압축 결과는 바이트 단위로 기록되므로 작은 엔디안 바이트 순서 파일이든 큰 엔디안 바이트 순서 파일이든 압축된 데이터는 동일합니다.

미리 알아야 할 사항

TIFF 파일용 LZW 구현 3.

난이도 분석

하나는 인코딩을 효율적으로 관리하는 방법이고, 다른 하나는 인코딩 결과를 출력 결과에 효율적으로 작성하고 가변 길이 인코딩 결과에 대해 올바르게 변환하는 방법입니다.

코딩을 효과적으로 관리하는 방법

가장 기본적인 LZW 구현에는 수십 줄의 코드만 필요하며, 자세한 내용은 다른 글을 참조하세요. 진짜 어려움은 코드 테이블을 효율적으로 관리하는 방법입니다. 철저한 방법은 더 많은 메모리를 요구하고 프로그램 실행 속도가 느려집니다. 상용 LZW 프로그램에서는 일반적으로 성능을 개선하기 위해 몇 가지 방법이 사용됩니다. 예를 들어, 각 문자열이 인코딩되는 길이를 미리 알 수 없기 때문에 메모리 문제가 발생합니다. 대부분의 LZW 프로그램은 이 문제를 해결하기 위해 인코딩 테이블의 중복 특성을 활용합니다. 예를 들어, 다음 문서의 인코딩 예시에서 2단계 인코딩 256은 TO로 정의되고 12단계 인코딩 265는 TOB로 위치하며, 비유하자면 각 인코딩은 이전 인코딩에 새로운 문자를 더한 것으로 볼 수 있습니다.

0102 | LZW 압축 알고리즘

무기한 길이 인코딩 결과를 처리하는 방법

무한 길이 인코딩 결과를 바이트 단위로 변환하여 저장하는 것은 LZW 알고리즘의 압축률을 달성하기 위한 핵심 포인트 중 하나입니다.

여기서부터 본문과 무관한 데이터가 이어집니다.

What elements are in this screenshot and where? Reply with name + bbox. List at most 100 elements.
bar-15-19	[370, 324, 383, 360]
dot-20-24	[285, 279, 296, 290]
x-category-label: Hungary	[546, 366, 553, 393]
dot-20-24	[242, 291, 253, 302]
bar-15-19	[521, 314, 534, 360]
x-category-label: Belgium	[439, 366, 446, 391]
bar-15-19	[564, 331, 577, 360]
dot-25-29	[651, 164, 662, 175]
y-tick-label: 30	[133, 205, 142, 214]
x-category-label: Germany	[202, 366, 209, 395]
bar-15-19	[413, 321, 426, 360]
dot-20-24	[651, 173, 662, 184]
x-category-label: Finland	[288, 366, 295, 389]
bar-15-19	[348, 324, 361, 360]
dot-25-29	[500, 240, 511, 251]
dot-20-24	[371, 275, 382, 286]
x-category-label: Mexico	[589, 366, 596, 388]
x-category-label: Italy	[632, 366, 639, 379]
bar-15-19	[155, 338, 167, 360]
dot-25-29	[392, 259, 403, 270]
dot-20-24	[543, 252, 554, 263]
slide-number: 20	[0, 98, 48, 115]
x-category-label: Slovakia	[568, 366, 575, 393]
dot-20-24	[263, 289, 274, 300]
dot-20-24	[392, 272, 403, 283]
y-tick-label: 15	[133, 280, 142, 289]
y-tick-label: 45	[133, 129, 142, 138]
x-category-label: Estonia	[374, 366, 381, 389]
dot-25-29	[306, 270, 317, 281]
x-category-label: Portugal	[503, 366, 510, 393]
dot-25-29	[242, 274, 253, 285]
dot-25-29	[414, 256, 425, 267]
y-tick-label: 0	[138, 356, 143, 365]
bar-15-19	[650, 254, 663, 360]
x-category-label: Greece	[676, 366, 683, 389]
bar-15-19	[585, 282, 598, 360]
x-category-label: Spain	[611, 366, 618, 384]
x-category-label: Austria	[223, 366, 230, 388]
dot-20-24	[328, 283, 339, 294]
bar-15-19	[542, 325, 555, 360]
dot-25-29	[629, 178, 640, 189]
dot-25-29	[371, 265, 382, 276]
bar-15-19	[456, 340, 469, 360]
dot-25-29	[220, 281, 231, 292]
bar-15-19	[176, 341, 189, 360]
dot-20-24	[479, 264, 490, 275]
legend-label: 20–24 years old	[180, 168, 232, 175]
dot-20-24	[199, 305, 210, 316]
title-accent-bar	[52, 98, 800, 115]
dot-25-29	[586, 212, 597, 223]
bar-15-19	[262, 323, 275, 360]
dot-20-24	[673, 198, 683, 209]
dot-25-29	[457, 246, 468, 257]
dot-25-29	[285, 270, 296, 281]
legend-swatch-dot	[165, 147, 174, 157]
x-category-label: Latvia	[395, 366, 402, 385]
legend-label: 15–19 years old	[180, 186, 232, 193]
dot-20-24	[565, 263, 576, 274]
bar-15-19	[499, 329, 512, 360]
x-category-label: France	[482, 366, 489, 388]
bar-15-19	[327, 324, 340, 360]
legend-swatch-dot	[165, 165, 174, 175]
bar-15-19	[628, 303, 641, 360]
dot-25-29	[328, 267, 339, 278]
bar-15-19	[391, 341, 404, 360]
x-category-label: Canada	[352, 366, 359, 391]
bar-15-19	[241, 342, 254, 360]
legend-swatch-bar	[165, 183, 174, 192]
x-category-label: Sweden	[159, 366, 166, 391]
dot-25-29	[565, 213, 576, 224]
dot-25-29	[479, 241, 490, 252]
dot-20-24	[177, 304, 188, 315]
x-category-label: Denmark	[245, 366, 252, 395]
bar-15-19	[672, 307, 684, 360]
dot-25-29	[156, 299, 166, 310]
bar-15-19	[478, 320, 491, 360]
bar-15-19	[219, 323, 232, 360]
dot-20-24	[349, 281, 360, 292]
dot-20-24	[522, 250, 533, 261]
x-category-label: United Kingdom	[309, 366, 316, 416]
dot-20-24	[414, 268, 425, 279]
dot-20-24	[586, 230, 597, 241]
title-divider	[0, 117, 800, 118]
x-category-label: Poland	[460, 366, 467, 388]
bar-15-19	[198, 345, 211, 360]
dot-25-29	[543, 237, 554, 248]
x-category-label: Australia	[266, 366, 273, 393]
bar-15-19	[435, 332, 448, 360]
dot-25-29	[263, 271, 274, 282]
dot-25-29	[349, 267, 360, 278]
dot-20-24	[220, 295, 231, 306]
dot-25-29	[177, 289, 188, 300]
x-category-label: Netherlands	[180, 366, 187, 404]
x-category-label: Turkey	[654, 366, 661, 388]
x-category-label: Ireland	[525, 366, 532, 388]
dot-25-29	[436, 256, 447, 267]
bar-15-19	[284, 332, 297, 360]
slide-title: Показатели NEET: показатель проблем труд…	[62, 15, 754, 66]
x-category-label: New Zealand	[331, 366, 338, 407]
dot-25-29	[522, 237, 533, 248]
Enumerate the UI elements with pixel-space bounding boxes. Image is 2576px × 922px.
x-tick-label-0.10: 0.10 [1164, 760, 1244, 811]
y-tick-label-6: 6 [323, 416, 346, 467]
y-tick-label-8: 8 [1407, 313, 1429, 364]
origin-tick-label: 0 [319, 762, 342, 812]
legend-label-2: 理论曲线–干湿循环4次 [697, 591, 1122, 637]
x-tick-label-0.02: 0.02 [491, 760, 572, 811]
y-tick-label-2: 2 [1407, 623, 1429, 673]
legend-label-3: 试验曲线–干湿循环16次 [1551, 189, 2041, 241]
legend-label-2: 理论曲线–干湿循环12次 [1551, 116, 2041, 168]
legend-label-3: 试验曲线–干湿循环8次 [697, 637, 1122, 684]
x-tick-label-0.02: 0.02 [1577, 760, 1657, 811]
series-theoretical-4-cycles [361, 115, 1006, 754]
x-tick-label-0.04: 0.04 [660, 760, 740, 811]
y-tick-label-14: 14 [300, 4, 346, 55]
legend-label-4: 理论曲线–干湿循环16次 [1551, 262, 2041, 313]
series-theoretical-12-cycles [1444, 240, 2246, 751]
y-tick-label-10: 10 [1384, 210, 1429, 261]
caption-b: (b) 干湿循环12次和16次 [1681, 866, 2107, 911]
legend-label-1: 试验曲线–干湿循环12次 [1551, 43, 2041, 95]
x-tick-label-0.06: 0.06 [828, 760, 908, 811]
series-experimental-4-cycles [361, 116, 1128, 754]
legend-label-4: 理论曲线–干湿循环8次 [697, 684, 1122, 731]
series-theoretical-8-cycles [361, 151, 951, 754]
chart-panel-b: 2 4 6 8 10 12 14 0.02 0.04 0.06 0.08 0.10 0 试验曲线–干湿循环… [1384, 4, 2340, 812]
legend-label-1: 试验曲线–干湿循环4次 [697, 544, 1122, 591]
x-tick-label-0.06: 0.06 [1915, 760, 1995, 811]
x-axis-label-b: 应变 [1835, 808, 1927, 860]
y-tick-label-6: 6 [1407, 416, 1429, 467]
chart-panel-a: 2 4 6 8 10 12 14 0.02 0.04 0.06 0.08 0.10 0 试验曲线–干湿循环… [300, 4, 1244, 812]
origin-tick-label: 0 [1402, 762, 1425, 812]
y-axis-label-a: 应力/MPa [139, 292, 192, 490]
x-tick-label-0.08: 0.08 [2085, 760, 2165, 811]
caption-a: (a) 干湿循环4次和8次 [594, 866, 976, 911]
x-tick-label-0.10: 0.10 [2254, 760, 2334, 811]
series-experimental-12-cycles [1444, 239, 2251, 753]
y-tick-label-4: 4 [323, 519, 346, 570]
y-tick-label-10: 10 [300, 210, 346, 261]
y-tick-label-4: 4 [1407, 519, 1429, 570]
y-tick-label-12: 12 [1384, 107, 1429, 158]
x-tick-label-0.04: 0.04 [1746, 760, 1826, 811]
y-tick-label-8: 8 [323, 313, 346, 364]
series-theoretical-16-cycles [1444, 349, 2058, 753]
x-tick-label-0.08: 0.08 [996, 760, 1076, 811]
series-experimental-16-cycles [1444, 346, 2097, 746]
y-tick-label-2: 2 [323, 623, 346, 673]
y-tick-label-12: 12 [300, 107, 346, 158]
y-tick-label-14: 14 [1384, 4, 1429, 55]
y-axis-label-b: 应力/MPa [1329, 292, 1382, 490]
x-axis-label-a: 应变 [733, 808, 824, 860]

예를 들어 [256, 7, 258, 8, 8, 258, 6, 6, 257] 데이터의 경우 int 타입으로 저장할 경우 총 9*4=36바이트가 필요합니다. 다른 방식으로 보면 현재 데이터 총 최대값이 258이므로 9비트 바이너리를 사용하여 000000111,100000010,000001000,000001000,100000010,000000110,000000110,001000001에 대한 이진 변환 결과를 표현하는 것을 고려할 수 있습니다. 그런 다음 변환 결과를 바이트 저장소로 변환하면 -128(1000000), 1, -32, 64, -128, 68, 8, 12, 6, -128, -128 결과에 해당하는 총 11바이트가 필요합니다.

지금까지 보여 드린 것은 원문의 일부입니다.